En cierta ocasión, un reportero de una revista de cine le preguntó qué salvaría primero en caso de incendio en su casa, y él, socarrón y grosero cuando se dirigía a los chicos de la prensa, respondió: “Mis huevos”. Durante el rodaje de una película en Dublín estaba tomando una copa en un bar cuando se le acercó un irlandés bajito con ganas de bronca. Le pinchó con un lápiz en las costillas, para llamar su atención, e insistió en que le firmara un autógrafo. El irlandés no quiso esperar a que el actor se acabara la copa, así que le firmó el autógrafo, en el que puso: “Que te jodan” y el nombre y apellidos de otro célebre actor. El irlandés le arreó un puñetazo en el ojo, como respuesta. Y él, mirando hacia abajo, dijo: “Si esto es todo lo que sabes hacer, señorita, será mejor que vuelvas con tus amigas”. Nunca se tomó a sí mismo demasiado en serio porque, en el fondo, detestaba ser una estrella, así que una vez escupió esta frase: “Tengo dos formas de actuar. Con y sin caballo”. En los ochenta, la Asociación de Críticos Cinematográficos de Los Ángeles le dio un premio a su trayectoria y él lo agradeció de este modo: “Quisiera dar las gracias a todos por haber sacado mi nombre de un sombrero”. Robert Mitchum era así: duro, bromista, romántico.

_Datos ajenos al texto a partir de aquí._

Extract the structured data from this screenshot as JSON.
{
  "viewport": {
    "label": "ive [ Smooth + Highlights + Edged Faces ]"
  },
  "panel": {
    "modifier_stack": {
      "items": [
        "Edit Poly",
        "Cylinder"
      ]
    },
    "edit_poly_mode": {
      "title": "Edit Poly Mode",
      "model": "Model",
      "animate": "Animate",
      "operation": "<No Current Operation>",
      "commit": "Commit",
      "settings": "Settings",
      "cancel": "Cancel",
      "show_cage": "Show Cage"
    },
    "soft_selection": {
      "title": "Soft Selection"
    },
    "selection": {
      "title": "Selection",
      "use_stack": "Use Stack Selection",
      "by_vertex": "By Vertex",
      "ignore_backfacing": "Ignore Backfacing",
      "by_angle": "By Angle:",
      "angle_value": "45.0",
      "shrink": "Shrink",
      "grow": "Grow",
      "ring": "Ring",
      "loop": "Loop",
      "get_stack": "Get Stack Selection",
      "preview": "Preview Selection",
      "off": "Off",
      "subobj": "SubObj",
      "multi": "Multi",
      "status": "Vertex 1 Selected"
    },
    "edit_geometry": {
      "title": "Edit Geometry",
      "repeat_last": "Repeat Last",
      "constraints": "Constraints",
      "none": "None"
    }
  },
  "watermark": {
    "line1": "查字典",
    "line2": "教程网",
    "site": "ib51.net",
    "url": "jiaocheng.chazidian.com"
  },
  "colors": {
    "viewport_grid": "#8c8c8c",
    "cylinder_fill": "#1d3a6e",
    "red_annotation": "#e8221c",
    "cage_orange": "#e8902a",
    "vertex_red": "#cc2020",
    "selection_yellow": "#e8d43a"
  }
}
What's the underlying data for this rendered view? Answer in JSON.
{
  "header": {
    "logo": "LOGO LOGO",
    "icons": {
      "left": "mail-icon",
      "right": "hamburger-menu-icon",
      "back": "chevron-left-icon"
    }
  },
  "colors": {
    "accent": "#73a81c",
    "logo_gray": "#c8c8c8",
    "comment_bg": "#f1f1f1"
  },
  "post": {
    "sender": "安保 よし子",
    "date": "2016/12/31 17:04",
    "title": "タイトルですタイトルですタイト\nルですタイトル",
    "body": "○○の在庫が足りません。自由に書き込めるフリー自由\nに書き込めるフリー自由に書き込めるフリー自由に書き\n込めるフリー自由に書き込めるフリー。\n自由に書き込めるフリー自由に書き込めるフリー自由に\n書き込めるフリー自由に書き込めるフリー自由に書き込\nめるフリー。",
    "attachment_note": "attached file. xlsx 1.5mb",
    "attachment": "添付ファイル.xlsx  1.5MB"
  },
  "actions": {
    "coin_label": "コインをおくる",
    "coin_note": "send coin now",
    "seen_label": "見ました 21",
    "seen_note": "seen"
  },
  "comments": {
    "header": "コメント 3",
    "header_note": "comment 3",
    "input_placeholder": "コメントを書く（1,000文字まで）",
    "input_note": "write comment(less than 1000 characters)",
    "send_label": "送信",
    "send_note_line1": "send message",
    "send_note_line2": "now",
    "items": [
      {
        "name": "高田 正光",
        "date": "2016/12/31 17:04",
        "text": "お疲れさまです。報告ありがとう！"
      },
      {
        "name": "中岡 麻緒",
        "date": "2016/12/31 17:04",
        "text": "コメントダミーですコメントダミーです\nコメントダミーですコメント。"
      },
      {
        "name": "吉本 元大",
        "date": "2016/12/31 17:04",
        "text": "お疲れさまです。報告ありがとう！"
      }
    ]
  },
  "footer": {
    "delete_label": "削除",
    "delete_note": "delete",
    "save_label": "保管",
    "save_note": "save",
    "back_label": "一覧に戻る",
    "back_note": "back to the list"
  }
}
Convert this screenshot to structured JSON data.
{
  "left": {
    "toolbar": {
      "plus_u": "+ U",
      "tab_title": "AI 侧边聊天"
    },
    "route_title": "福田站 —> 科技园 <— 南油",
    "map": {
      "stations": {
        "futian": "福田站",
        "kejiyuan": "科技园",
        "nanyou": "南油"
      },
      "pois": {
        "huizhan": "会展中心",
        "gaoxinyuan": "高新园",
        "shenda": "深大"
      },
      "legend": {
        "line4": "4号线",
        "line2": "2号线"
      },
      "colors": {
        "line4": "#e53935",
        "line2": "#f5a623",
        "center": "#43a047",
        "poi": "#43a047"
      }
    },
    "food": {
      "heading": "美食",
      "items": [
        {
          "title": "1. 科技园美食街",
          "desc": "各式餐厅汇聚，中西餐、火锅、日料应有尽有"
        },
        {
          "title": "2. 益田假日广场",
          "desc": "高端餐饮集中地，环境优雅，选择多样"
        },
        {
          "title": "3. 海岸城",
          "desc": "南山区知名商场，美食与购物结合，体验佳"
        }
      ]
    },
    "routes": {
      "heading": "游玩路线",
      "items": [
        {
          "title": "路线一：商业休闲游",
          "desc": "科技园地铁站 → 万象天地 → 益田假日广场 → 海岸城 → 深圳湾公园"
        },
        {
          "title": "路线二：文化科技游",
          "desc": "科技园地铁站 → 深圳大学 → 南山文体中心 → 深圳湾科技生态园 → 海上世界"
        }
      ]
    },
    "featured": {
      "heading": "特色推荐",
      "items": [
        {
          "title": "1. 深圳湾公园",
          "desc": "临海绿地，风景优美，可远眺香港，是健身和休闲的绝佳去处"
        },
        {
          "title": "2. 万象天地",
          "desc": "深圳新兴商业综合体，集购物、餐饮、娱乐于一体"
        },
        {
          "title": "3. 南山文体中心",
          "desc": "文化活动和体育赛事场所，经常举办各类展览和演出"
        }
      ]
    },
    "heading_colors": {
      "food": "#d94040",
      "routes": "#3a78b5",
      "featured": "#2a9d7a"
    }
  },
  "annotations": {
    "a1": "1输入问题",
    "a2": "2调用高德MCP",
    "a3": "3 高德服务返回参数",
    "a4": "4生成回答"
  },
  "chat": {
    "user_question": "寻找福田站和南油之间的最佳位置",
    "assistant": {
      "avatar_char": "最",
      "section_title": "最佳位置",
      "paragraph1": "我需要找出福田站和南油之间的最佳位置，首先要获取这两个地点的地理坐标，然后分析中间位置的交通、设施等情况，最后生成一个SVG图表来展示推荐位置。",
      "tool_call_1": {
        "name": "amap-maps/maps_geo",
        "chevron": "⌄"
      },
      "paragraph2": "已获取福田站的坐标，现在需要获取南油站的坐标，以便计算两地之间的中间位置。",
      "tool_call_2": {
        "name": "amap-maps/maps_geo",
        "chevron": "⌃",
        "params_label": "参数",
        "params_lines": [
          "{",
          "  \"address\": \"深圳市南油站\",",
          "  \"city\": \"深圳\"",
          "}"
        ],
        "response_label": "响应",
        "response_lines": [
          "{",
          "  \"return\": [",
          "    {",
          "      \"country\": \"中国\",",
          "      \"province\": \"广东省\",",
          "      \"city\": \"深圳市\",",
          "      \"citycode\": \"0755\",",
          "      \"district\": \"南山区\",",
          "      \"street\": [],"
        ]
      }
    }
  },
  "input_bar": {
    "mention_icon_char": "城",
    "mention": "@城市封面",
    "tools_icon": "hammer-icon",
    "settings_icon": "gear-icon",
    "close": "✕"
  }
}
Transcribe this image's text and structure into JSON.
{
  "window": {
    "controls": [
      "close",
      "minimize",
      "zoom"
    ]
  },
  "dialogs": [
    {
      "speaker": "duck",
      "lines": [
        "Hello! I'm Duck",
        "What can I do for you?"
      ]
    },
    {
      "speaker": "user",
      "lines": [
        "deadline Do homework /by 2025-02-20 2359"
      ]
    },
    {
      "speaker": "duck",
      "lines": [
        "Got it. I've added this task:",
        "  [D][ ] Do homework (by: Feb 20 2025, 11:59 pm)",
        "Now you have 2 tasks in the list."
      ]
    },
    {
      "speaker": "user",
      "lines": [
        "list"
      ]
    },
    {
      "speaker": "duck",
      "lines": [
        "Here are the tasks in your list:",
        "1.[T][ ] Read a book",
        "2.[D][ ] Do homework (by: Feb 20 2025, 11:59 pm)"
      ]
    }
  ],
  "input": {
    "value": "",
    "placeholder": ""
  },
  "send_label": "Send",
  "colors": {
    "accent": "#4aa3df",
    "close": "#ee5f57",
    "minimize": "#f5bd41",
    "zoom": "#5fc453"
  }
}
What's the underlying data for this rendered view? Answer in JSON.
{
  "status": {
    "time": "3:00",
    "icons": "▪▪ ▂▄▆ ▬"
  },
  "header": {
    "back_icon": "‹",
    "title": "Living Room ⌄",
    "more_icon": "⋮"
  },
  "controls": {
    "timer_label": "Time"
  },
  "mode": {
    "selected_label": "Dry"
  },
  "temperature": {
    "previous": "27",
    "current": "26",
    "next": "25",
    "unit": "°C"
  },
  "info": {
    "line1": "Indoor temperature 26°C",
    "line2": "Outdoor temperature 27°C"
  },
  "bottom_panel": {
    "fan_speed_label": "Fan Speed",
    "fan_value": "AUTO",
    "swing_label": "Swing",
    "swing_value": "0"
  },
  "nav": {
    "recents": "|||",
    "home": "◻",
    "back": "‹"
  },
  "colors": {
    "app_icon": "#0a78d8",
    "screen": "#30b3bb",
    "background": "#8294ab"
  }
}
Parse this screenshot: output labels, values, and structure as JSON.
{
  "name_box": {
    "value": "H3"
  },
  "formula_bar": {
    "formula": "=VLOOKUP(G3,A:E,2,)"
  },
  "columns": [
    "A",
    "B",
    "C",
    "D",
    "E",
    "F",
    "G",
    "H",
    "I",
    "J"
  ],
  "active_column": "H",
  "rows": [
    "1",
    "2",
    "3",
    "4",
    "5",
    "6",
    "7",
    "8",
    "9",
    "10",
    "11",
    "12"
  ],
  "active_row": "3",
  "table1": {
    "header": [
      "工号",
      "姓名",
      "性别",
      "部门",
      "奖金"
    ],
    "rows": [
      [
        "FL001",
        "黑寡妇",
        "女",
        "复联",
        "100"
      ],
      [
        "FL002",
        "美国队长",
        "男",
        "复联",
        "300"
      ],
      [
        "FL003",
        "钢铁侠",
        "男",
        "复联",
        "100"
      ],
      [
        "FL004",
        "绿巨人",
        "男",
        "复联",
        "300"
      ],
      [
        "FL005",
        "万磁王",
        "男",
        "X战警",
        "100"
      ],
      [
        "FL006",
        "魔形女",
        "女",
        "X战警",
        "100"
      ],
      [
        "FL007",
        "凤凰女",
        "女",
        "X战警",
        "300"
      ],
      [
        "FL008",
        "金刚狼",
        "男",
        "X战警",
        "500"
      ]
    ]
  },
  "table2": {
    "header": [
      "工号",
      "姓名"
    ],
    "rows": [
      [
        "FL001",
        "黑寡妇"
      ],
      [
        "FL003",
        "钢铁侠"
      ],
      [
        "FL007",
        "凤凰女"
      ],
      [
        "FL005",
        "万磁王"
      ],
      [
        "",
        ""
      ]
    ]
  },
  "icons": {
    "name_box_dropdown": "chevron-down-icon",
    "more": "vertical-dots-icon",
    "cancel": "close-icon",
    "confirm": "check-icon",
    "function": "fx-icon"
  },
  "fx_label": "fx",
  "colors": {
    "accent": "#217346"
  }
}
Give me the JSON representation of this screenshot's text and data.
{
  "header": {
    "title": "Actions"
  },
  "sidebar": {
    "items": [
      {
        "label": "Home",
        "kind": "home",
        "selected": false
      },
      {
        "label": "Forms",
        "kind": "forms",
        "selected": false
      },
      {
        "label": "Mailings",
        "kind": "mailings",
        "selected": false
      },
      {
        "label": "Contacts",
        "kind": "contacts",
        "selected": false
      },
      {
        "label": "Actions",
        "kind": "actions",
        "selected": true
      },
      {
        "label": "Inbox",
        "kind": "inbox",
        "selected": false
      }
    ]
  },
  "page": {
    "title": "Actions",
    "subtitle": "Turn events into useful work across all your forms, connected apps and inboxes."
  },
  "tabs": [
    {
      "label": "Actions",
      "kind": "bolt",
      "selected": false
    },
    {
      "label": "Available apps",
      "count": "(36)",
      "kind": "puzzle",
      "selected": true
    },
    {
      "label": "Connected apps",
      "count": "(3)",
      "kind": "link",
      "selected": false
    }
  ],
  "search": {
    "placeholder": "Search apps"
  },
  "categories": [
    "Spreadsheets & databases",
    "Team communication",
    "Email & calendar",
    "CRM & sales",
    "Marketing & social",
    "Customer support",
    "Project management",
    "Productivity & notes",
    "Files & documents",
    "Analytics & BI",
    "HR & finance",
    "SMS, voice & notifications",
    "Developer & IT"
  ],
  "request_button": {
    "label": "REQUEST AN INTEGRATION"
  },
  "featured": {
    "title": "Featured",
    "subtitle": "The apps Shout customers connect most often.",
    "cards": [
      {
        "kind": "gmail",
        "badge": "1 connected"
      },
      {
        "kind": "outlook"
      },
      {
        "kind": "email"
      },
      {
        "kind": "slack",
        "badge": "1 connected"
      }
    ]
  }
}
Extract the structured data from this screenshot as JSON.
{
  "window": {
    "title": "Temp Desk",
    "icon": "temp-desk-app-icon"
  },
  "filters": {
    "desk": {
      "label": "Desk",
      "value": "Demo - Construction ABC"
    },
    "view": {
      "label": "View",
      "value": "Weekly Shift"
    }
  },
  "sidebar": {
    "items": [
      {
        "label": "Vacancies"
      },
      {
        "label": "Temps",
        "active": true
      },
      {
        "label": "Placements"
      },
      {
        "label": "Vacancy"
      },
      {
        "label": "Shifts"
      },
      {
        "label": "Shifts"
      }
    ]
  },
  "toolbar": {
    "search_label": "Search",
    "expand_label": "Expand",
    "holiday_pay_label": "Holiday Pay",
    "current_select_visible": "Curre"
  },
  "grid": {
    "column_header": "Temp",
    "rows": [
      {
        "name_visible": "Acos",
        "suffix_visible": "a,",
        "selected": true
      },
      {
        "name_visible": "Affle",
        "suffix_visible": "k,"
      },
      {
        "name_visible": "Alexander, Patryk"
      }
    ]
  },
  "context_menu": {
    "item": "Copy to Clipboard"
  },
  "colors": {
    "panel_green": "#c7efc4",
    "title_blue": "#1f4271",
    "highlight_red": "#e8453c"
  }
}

Las mujeres se enamoraban de él nada más verlo, y una tras otra caían rendidas a sus pies, estado febril que no excluía a las más famosas y bellas actrices del momento: Ava Gardner, Shirley MacLaine, Carroll Baker, Sarah Miles, Deborah Kerr, etcétera. Su esposa soportó cuernos durante décadas, pero él jamás la abandonó por otra. Fue compañero de farra de John Wayne, Frank Sinatra y Richard Harris, entre otros. Nadie le ganaba bebiendo. Se contaba la historia de un tipo que salió de juerga con él: unas horas después el tipo estaba mareado, se fue al hotel, se dio un baño, recibió un masaje, comió algo y se echó una siesta, y cuando regresó al bar Mitchum seguía allí, impasible y bebiendo. Stanley Baker, otro legendario borracho, quiso medirse con él y no lo consiguió: se fue para casa mientras Mitchum soportaba varias horas más bebiendo, desayunaba y se iba del bar al plató. Dicen que era un genio y un compañero de trabajo extraordinario: durante los rodajes salía a emborracharse por ahí, y muchas noches, sin haber dormido, desayunaba, se iba al rodaje y cumplía como un profesional, o sea, sabiéndose de memoria el guión, sin causar retrasos y sin fallar una frase. Llegaba y hacía su trabajo. Nadie supo nunca el truco, cómo estaba sobrio, entero y en pie y con sus frases aprendidas si apenas descansaba e iba cada noche de cachondeo. En sus ratos libres también escribía unos poemas maravillosos: así los juzgaron quienes los leyeron, y muchos colegas tuvieron ocasión de hacerlo. Ante la prensa y ante el mundo mostraba una fachada: la del individuo pendenciero, bravucón, gamberro, indiferente y despreocupado, casi una imagen de palurdo ignorante. Pero luego las mujeres y los hombres charlaban con él y volvían asombrados: Mitchum escribía poemas, había leído cientos de libros, sabía hablar de cualquier tema. Era encantador y polémico. Disfrazaba sus cualidades porque no se tomaba en serio y huía de su imagen de estrella.
Estas anécdotas y muchas más las cuenta Lee Server en la exquisita biografía “Robert Mitchum. ¡Olvídame, cariño!”. Un libro escrito con esa prosa que caracteriza a los buenos escritores norteamericanos. Se embarca uno en sus páginas y es incapaz de dejarlo. Si ya era uno de mis actores predilectos, lo es aún más tras leer las historias de su vida y de su método sutil de interpretación. Antes de actuar fue poeta, vagabundo, campesino, delincuente, recluso, nómada. Un genio escandaloso.